Cardoso expressed excitement about looking at both ACEs and PCEs, highlighting “how do you prevent those adverse experiences, and how do you facilitate the positive ones that we know have such an important impact in people's lives?”  Additional questions will be considered related to racial and gender discrimination, immigration and COVID-related experiences.

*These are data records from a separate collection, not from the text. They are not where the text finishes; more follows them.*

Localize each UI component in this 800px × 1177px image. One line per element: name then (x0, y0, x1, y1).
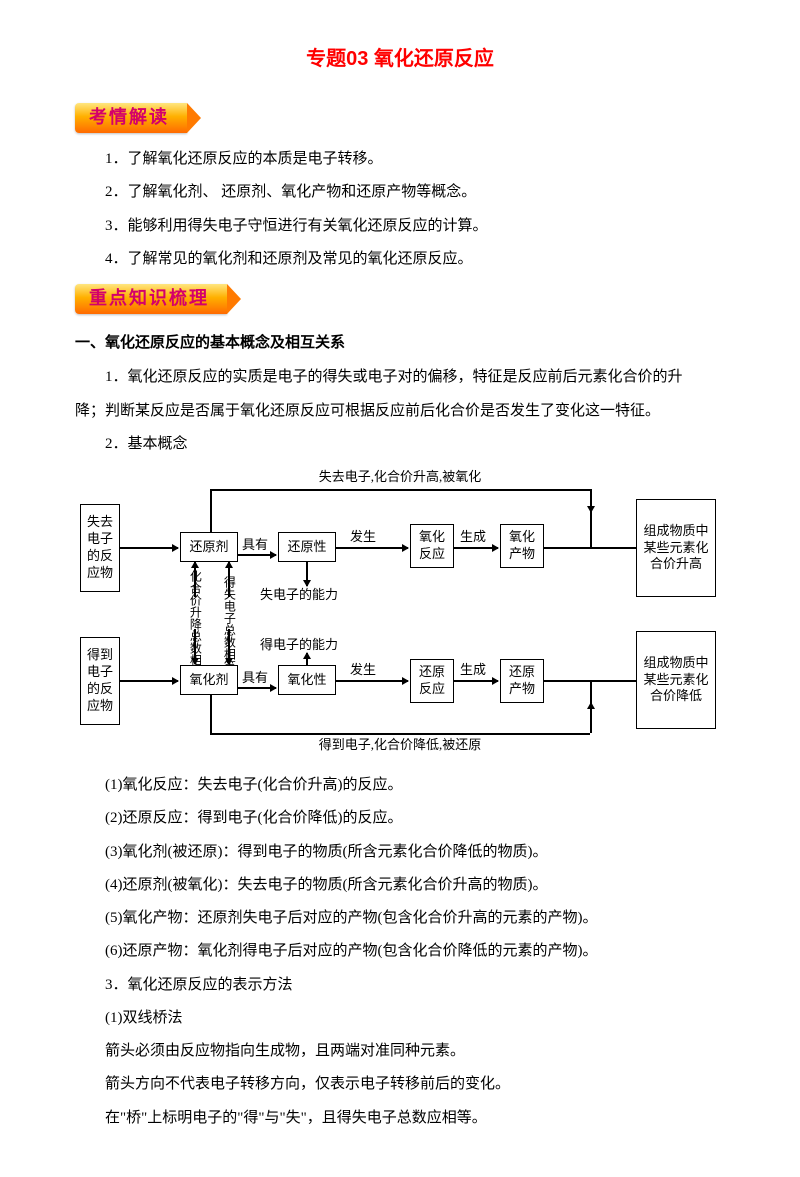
label-has-2: 具有 (242, 670, 268, 686)
concept-diagram: 失去电子,化合价升高,被氧化 失去电子的反应物 还原剂 具有 还原性 发生 氧化… (80, 469, 720, 759)
box-lose-e-reactant: 失去电子的反应物 (80, 504, 120, 592)
banner-key-knowledge: 重点知识梳理 (75, 284, 227, 314)
box-oxidizer: 氧化剂 (180, 665, 238, 695)
def-2: (2)还原反应：得到电子(化合价降低)的反应。 (75, 804, 725, 833)
label-gen-2: 生成 (460, 662, 486, 678)
box-gain-e-reactant: 得到电子的反应物 (80, 637, 120, 725)
box-reduction-product: 还原产物 (500, 659, 544, 703)
page-title: 专题03 氧化还原反应 (75, 40, 725, 79)
para-3: 3．氧化还原反应的表示方法 (75, 971, 725, 1000)
label-occur-2: 发生 (350, 662, 376, 678)
def-6: (6)还原产物：氧化剂得电子后对应的产物(包含化合价降低的元素的产物)。 (75, 937, 725, 966)
box-oxidation-reaction: 氧化反应 (410, 524, 454, 568)
def-4: (4)还原剂(被氧化)：失去电子的物质(所含元素化合价升高的物质)。 (75, 871, 725, 900)
label-valence-bridge: 化合价升降总数相等 (188, 569, 202, 679)
para-1a: 1．氧化还原反应的实质是电子的得失或电子对的偏移，特征是反应前后元素化合价的升 (75, 363, 725, 392)
banner-label: 考情解读 (75, 103, 187, 133)
label-lose-e-ability: 失电子的能力 (260, 587, 338, 603)
para-3d: 在"桥"上标明电子的"得"与"失"，且得失电子总数应相等。 (75, 1104, 725, 1133)
banner-label: 重点知识梳理 (75, 284, 227, 314)
para-3c: 箭头方向不代表电子转移方向，仅表示电子转移前后的变化。 (75, 1070, 725, 1099)
para-1b: 降；判断某反应是否属于氧化还原反应可根据反应前后化合价是否发生了变化这一特征。 (75, 397, 725, 426)
def-1: (1)氧化反应：失去电子(化合价升高)的反应。 (75, 771, 725, 800)
para-2: 2．基本概念 (75, 430, 725, 459)
label-has-1: 具有 (242, 537, 268, 553)
para-3b: 箭头必须由反应物指向生成物，且两端对准同种元素。 (75, 1037, 725, 1066)
diagram-bottom-label: 得到电子,化合价降低,被还原 (230, 737, 570, 753)
box-reducing-property: 还原性 (278, 532, 336, 562)
para-3a: (1)双线桥法 (75, 1004, 725, 1033)
def-3: (3)氧化剂(被还原)：得到电子的物质(所含元素化合价降低的物质)。 (75, 838, 725, 867)
label-electron-bridge: 得失电子总数相等 (222, 569, 236, 679)
section-1-heading: 一、氧化还原反应的基本概念及相互关系 (75, 328, 725, 357)
banner-exam-interpret: 考情解读 (75, 103, 187, 133)
box-reducer: 还原剂 (180, 532, 238, 562)
label-occur-1: 发生 (350, 529, 376, 545)
diagram-top-label: 失去电子,化合价升高,被氧化 (230, 469, 570, 485)
box-valence-up: 组成物质中某些元素化合价升高 (636, 499, 716, 597)
box-valence-down: 组成物质中某些元素化合价降低 (636, 631, 716, 729)
intro-line-4: 4．了解常见的氧化剂和还原剂及常见的氧化还原反应。 (75, 245, 725, 274)
box-oxidizing-property: 氧化性 (278, 665, 336, 695)
def-5: (5)氧化产物：还原剂失电子后对应的产物(包含化合价升高的元素的产物)。 (75, 904, 725, 933)
intro-line-2: 2．了解氧化剂、 还原剂、氧化产物和还原产物等概念。 (75, 178, 725, 207)
intro-line-1: 1．了解氧化还原反应的本质是电子转移。 (75, 145, 725, 174)
box-reduction-reaction: 还原反应 (410, 659, 454, 703)
label-gain-e-ability: 得电子的能力 (260, 637, 338, 653)
intro-line-3: 3．能够利用得失电子守恒进行有关氧化还原反应的计算。 (75, 212, 725, 241)
box-oxidation-product: 氧化产物 (500, 524, 544, 568)
label-gen-1: 生成 (460, 529, 486, 545)
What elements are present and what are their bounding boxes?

Cardoso also said COVID presents data collection challenges—one example being that the YHS survey is administered in schools and there is no certainty that children will be in school this academic year to participate.  A second example is understanding changes in the data that may be directed related to COVID creating “an anomaly of a year or two” changing the trend data that may be very hard to understand, according to Cardoso.

There is a strong commitment from the executive office to address the needs of the most vulnerable people in the Commonwealth and examine how to elevate and support communities, especially those disproportionately impacted by ACEs, according to Daley.  This includes the work around race and health equity by Governor Charlie Baker and the leadership of the Department of Health and Human Services.  Massachusetts First Lady, Lauren Baker, is an active child advocate and chaired the National Governors’ Association Spouses program in 2017-2018 that focused on ACEs and trauma-informed care.

Congressional genesis of project

Derrick Gervin, PhD, Team Lead for PACE-D2A project, said on a May 14 webinar that his division had to fast track this program, learning of congressional action in December, 2019 and issuing a Notice of Funding Opportunity (NOFO) in four months, an unusually short period for the development of such a project. The FY ’20 Appropriations law includes “funding to inform how adverse childhood experiences increase the risk of future substance use disorders, suicide, mental health conditions, and other chronic illnesses as authorized in section 7131 of the SUPPORT Act (P.L. 115–271).” The SUPPORT Act, “Substance Use-Disorder Prevention that Promotes Opioid Recovery and Treatment for Patients and Communities Act,'' is the bill signed by President Trump on 10/24/2018 in response to the opioid crisis.

How the project defines ACEs

The NOFO says that ACEs “are preventable traumatic events that occur in childhood (0-17 years)” and include such things as neglect and witnessing violence and also include ”aspects of children’s environment that undermine their sense of safety, stability, and bonding such as growing up in a household with substance misuse.” It notes the importance of surveillance to understand the scope of the problem, where ACEs are most likely to occur, and who is at greatest risk. It identifies a deficit in surveillance for youth and adolescents, noting that the Behavioral Risk Factor Surveillance System (BRFSS) assesses ACEs retrospectively among adults.

In the 20+ years since the publication of the CDC-Kaiser Permanente Adverse Childhood Experiences Study, the CDC, the nation’s premier public health agency, as added to the growing momentum around the acceptance and implementation of ACEs science on several fronts. It has supported the inclusion of the ACEs module in the BRFSS in nearly every state. It issued the ACEs Vital Signs report in late 2019 that provides the first U.S. estimates of how preventing Adverse Childhood Experiences (including child maltreatment) and associated trauma has the potential to reduce chronic diseases, risky health behavior, and socioeconomic challenges. The study examines ACEs in 25 states between 2015-2017. And now, with congressional authorization and funding, the CDC’s National Center for Injury Prevention and Control is implementing the PACE-D2A project. The CDC also made related resources on the Vital Signs report available.